Data and model

Here we are going to analyze real data on nitrate concentration (i.e., an important water pollutant) in Mississippi river basins as a function of percent row crops (Goolsby et al (1999) NOAA Coastal Ocean Program Decision Analysis Series # 1). Here are the data “river data.csv” and this is what these data look like:

setwd('U:\\uf\\courses\\bayesian course\\rmarkdown\\uncertainty\\figs_code_data')
dat=read.csv('river data.csv',as.is=T)
head(dat)
##   basin.id cropland nitrate
## 1        1      2.5   0.647
## 2        2      1.3   1.062
## 3        3     14.3   1.432
## 4        4      0.5   0.579
## 5        5     45.6   3.561
## 6        6     46.6   3.938
plot(nitrate~cropland,data=dat)

To understand the relationship between nitrate concentration \(y_i\) as a function of percent row crops \(x_i\) in basin \(i\), we will use the following model:

\[y_i \sim N(\beta_0 + \beta_1 x_i, \sigma^2)\]

No uncertainty

We can display the results of this model in multiple ways, which reveal different features of what we have learned from data. To simplify things, let’s assume that \(x_i=10\). For instance, we can calculate the posterior mean of each slope parameter (let’s denote these means by \(\hat{\beta_0}\) and \(\hat{\beta_1}\)) and use these means to predict pollutant concentration

\[\hat{y_i}=\hat{\beta_0}+\hat{\beta_1}\times 10\]

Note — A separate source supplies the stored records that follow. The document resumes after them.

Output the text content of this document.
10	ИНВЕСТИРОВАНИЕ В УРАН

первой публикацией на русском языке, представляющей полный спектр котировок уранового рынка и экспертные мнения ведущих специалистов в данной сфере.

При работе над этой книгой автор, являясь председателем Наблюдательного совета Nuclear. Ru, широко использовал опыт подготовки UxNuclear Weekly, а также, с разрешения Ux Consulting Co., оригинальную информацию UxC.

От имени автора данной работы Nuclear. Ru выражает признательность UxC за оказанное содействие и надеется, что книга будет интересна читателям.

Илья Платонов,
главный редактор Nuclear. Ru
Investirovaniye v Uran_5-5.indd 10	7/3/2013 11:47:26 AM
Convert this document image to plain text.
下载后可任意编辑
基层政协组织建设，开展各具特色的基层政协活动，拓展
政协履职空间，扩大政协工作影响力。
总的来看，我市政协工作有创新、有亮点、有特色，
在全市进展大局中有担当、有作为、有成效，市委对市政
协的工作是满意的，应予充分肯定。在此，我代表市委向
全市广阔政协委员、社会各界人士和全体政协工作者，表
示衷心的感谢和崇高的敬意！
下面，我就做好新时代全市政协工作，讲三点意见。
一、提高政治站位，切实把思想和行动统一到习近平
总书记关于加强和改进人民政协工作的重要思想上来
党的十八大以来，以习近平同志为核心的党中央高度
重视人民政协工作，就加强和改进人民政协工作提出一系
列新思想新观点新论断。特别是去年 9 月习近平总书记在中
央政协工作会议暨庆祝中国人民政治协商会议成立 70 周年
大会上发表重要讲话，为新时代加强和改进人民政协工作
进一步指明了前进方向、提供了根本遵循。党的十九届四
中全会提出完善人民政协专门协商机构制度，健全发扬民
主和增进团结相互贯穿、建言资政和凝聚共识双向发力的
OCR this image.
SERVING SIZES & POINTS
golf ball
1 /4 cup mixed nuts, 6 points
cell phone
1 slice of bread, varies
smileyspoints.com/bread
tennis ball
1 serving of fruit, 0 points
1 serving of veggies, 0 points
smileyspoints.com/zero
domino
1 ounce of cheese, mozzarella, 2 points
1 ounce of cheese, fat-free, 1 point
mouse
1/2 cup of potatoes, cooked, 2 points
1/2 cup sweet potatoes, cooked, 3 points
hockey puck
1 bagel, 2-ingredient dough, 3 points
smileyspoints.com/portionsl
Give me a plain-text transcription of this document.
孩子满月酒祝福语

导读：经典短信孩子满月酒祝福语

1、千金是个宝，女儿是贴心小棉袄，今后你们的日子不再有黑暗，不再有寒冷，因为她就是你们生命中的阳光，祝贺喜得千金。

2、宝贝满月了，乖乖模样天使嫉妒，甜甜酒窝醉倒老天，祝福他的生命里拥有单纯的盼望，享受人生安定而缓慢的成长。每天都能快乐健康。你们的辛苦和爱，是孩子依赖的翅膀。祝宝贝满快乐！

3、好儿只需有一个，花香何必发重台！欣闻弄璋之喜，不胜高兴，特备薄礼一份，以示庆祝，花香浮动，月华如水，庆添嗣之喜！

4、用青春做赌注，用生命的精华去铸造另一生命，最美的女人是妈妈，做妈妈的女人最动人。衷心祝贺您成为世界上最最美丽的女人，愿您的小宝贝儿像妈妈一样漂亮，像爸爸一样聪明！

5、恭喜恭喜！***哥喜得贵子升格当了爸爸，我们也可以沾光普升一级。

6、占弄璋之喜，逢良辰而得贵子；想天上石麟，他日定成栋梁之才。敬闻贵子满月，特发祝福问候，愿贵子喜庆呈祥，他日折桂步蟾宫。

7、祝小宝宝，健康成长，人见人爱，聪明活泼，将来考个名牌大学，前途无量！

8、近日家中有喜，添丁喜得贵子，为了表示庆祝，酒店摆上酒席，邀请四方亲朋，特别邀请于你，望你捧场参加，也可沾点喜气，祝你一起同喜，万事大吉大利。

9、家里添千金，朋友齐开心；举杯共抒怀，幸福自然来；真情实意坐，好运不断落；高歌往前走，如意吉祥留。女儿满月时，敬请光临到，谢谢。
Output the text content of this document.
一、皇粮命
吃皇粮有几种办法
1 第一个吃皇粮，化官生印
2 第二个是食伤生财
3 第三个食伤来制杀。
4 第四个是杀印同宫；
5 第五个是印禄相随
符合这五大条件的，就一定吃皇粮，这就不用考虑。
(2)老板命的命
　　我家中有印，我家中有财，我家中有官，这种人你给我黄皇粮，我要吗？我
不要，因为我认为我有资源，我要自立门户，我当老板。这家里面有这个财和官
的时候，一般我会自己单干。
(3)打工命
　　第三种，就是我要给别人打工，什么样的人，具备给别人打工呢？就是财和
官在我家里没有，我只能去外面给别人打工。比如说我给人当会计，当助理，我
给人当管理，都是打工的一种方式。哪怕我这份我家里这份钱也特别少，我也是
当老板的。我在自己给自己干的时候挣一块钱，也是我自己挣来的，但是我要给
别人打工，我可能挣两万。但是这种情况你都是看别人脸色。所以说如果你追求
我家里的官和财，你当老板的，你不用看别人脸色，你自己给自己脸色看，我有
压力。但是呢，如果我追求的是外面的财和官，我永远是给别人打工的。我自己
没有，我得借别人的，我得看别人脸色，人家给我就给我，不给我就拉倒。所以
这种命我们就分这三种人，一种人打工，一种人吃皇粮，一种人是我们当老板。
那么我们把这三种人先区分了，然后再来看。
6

This approach of course ignores uncertainty in our parameter estimates.

Parameter uncertainty

Alternatively, we can account for parameter uncertainty on the mean by using the posterior distribution of our parameters. We do this by drawing sets of parameters from their joint posterior distribution. Let’s denote the j-th draw by adding the subscript j to our parameters {\(\beta_{0j},\beta_{1j},{\sigma_j}^2\)}. Then, we calculate:

\[\hat{y_{ij}}=\beta_{0j}+\beta_{1j}\times 10\]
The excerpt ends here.